Back to article index


Pogroms are almost universally regarded as a typically Russian phenomenon even though nearly all the "Russian" pogroms of the late nineteenth and early twentieth centuries occurred outside Russia, in Ukraine or Bessarabia (modern Moldova). (1) These, together with Byelorussia (apparently not so badly affected in the nineteenth century), made up the 'Pale of Settlement', previously, as we've seen in earlier articles, the areas of Poland that were incorporated into the Russian Empire in the eighteenth century. Jews had been excluded from Russia proper ('Great Russia') since the sixteenth century, though by the late nineteenth century exceptions were made for certain legally defined categories of the wealthier or more educated Jews. The 'Jewish problem', however, endlessly discussed by Russian government officials throughout the nineteenth century, had turned on the relations between Jews and peasants in the Pale. On the one hand Jews were blamed for exploiting the peasants and contributing to their misery (as argued in the Derzhavin memorandum, discussed in the last article in this series). On the other hand, Jews - as traders, craftsmen, estate managers, not just as distillers and tavern-keepers - were regarded as providing services that were essential to the wellbeing of the peasantry.

(1) Up to the twentieth century Ukraine was often referred to as 'Little Russia.'

The Russian Empire had inherited from Poland an extraordinary system in which the three main rural classes consisted of three different and fairly well defined religious/racial groups - Polish Catholic landlords, Ukrainian; Byelorussian, Bessarabian Orthodox peasants; Jewish middlemen. For all the vagaries of the constantly changing restrictions put on their activities, the Jews were, relative to the peasant serfs, an element of freedom, able to move more freely and freer to choose their own economic activity.  Thus Solzhenitsyn can say, talking about the very early days of their incorporation into the Empire:

'It should be pointed out that the Jews were thus given equal rights not only in contrast to Poland, but also earlier than in France or the German states. (Under Frederick the Great the Jews suffered great limitations.) Indeed Jews in Russia had from the beginning the freedom that Russian peasants were only granted 80 years later.

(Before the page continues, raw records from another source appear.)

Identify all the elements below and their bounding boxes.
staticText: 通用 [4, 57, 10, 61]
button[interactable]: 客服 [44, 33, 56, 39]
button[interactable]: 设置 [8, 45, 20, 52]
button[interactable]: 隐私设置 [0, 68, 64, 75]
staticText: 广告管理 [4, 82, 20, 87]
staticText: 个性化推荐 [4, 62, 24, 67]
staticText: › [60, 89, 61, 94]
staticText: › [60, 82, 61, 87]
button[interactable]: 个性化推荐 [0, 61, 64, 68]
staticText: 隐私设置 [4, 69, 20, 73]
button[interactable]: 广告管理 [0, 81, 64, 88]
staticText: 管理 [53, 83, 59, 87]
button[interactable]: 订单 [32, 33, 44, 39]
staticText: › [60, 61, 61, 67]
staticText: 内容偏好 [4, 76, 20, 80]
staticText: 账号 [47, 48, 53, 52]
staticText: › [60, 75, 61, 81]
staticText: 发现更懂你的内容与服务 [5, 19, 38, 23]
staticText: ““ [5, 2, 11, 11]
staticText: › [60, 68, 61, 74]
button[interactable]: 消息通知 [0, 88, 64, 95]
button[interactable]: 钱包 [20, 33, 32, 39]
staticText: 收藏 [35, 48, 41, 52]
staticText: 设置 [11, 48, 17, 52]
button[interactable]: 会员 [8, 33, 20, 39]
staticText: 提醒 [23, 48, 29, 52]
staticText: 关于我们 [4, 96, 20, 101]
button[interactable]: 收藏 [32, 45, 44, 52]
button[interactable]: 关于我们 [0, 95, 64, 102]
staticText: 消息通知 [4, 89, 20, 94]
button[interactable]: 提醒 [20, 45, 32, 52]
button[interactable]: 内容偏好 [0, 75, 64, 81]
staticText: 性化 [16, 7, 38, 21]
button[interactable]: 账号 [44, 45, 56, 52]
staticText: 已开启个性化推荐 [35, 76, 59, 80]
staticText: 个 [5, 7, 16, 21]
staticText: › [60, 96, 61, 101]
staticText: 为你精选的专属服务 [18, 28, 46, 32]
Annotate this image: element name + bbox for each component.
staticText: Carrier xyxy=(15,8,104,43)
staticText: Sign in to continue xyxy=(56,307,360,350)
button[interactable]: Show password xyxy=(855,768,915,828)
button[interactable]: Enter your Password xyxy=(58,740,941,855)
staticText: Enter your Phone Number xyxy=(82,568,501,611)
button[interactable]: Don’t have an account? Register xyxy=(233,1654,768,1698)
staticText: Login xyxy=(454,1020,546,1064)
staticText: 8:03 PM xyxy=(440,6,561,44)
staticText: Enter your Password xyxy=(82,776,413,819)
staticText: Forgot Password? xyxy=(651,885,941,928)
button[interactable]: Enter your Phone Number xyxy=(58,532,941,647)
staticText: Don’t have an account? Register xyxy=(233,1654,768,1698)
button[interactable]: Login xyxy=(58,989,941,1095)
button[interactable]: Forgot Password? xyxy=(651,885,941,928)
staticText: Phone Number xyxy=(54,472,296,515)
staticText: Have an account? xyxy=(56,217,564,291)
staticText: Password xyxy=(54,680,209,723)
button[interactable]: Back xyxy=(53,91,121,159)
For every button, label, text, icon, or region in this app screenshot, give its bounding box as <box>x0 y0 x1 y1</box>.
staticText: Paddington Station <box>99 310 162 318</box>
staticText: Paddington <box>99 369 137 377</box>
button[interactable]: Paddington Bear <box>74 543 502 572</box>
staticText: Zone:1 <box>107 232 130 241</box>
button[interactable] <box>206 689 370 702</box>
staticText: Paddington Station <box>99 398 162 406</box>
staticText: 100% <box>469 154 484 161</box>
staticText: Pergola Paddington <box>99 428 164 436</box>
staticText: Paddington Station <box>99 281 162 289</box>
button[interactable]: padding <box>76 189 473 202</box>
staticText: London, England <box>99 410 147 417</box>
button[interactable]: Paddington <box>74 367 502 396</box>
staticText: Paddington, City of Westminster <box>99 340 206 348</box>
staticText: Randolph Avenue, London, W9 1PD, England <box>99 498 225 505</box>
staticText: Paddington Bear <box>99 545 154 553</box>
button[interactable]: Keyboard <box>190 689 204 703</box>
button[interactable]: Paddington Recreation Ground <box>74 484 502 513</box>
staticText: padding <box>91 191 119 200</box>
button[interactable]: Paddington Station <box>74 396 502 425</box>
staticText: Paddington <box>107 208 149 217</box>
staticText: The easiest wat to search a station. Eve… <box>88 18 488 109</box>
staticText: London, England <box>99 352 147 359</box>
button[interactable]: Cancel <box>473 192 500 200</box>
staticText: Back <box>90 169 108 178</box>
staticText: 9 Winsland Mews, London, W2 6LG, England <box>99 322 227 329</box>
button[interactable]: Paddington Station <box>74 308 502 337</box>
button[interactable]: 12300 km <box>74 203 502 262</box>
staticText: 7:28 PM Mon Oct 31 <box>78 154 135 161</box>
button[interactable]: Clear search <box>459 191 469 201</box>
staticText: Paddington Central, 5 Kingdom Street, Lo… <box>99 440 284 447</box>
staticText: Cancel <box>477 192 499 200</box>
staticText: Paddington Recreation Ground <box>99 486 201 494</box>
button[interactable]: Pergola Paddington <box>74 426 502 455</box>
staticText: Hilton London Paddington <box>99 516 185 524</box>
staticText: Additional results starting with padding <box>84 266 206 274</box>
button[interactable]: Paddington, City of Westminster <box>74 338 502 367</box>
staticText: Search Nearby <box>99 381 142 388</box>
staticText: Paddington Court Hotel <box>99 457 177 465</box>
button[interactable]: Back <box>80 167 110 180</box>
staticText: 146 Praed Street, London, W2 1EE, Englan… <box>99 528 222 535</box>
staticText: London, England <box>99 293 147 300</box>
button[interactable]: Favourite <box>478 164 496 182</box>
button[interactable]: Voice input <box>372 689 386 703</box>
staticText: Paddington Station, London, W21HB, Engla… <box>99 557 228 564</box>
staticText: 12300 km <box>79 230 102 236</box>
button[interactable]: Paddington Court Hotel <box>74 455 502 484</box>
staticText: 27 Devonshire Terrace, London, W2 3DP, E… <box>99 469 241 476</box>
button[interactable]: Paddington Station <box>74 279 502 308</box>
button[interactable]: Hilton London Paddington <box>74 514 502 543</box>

Paradoxically, the Jews gained greater freedom than even the Russian merchants and tradesmen. The latter had to live exclusively in the cities, while in contrast the Jewish population could "live in colonisations in the country and distill liquor." "Although the Jews dwelt in clusters not only in the city but also in the villages, they were counted as part of the city contingent — inclusive of merchant and townsmen classes."' (2)

(2) Pp 43-4 of the French edition. Translation in the English version available on Kindle. Passages in inverted commas are quotations. Solzhenitsyn gives his sources but I haven't bothered with them.

But for very large numbers of Jews, the peasantry was the main source of their possibility of making a living. They had to extract from a poor and downtrodden peasantry as much money as they possibly could. Under these circumstances one could be surprised that - leaving aside the seventeenth century Khelmnitsky rising which resulted in Ukraine East of the Dnieper being incorporated into the Russian Empire - pogroms did not occur earlier. When they did occur - the first of the series was in 1881 (3) - they caused great alarm as a first manifestation of mass political action. In all the previous discussions the peasantry in the Pale of Settlement had been regarded as helpless and inert victims. The pogroms could be (and were, both in government circles and among the radicals) regarded as a first spontaneous initiative of the newly emancipated peasantry.

(3) There were earlier pogroms in Odessa, in 1821, 1856 and 1871. Odessa was however something of a place apart as a territory taken from the Tatars with an essentially new population made up of many different nationalities. The 1821 and 1856 pogroms were products of tensions between Jews and Greeks. The 1871 pogrom started with a Jewish/Greek confrontation but, unlike the previous ones, the Greeks were joined by Russians. 6 people were killed, 21 wounded, 863 houses and 532 businesses damaged or destroyed. This, and the sympathy shown to the pogromists by government and intelligentsia, came as a profound shock to a Jewish community that thought itself more than usually well integrated. See Steve J. Zipperstein; 'Jewish enlightenment in Odessa: cultural characteristics, 1794-1871', Jewish Social Studies, Vol 44, No 1, Winter 1982, pp.19-36. Solzhenitsyn, it should be said, presents the 1871 pogrom as just another Greek/Jew confrontation and claims that there were no victims (pp.205-6 of the French edition).